Para ter direito à devolução de valores descontados entre março de 2020 e março de 2025, o segurado deve verificar sua situação nos canais oficiais do INSS ou em uma das 5 mil agências dos Correios. Até 20 de junho, os pedidos de ressarcimento podem ser abertos gratuitamente pelo aplicativo ou site Meu INSS, ou pela Central de atendimento 135.

O horário de teleatendimento é de segunda a sábado, das 7h às 22h (horário de Brasília). As chamadas de telefones fixos são gratuitas, enquanto as ligações de celular têm custo de chamada local.

Como funciona a contestação e o ressarcimento

Após a contestação pelo segurado, a entidade associativa que realizou o desconto terá até 15 dias úteis para se manifestar. Caso não haja resposta ou a documentação apresentada seja irregular, como uma assinatura falsa, o sistema liberará a opção de adesão ao acordo para o recebimento do valor.

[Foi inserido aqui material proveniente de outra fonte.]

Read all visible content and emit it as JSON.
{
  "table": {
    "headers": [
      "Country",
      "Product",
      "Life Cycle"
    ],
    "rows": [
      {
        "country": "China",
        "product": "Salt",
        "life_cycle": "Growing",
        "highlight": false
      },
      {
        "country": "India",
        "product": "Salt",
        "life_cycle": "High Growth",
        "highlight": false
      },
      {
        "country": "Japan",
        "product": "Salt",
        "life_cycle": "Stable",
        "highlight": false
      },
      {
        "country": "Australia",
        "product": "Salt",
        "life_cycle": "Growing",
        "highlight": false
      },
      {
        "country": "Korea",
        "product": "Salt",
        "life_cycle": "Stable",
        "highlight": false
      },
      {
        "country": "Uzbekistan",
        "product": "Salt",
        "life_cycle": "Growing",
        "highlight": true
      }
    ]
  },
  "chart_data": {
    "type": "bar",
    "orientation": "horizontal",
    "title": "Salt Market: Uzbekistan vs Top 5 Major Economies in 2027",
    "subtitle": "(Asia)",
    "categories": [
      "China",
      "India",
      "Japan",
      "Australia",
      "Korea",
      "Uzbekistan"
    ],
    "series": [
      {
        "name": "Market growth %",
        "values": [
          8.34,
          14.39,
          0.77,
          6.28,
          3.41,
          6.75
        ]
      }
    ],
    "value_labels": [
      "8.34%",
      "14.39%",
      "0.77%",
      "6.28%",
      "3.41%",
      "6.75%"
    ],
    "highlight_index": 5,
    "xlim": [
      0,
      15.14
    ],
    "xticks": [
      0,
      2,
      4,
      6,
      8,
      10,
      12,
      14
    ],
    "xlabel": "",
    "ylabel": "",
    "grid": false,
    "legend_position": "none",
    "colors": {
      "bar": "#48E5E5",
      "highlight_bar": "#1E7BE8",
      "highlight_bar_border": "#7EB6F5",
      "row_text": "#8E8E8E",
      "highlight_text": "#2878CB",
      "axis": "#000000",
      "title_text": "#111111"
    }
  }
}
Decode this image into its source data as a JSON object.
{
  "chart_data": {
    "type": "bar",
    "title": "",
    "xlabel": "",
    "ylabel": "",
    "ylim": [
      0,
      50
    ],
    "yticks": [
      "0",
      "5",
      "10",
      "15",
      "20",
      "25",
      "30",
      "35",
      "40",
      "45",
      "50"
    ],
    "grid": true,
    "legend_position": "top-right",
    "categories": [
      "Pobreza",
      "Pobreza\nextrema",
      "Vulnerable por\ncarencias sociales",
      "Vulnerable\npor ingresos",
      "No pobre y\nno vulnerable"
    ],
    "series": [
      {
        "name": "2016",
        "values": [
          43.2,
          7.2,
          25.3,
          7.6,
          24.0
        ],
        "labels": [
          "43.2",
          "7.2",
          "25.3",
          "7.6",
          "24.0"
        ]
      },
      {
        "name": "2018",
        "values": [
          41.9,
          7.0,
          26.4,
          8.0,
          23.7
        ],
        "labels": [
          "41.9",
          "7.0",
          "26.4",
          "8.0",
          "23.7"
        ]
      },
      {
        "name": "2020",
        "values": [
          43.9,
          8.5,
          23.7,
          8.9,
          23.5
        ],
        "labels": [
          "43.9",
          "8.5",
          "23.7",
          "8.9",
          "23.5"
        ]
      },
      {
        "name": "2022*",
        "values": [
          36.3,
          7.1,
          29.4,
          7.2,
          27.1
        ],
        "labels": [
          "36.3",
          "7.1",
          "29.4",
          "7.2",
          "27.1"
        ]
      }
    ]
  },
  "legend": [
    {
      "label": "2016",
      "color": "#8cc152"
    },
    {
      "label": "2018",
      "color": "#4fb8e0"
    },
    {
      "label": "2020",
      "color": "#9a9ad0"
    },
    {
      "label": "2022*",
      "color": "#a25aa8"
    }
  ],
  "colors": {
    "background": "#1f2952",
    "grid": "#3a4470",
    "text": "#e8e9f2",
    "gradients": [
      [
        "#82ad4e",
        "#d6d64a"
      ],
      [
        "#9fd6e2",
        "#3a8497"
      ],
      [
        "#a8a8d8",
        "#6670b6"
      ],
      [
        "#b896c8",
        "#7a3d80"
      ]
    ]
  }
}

Uma vez aceito o acordo, o valor desviado é depositado na conta do benefício em até três dias úteis. Para indígenas, quilombolas e idosos com mais de 80 anos, o ressarcimento é automático, sem necessidade de adesão manual.

Origem dos descontos indevidos

O esquema de descontos indevidos foi descoberto pela Operação Sem Desconto, da Polícia Federal e da Controladoria-Geral da União (CGU). As investigações apontaram fraudes em Acordos de Cooperação Técnica (ACTs) entre o INSS e entidades associativas, levando ao afastamento de parte da cúpula do instituto em abril do ano passado.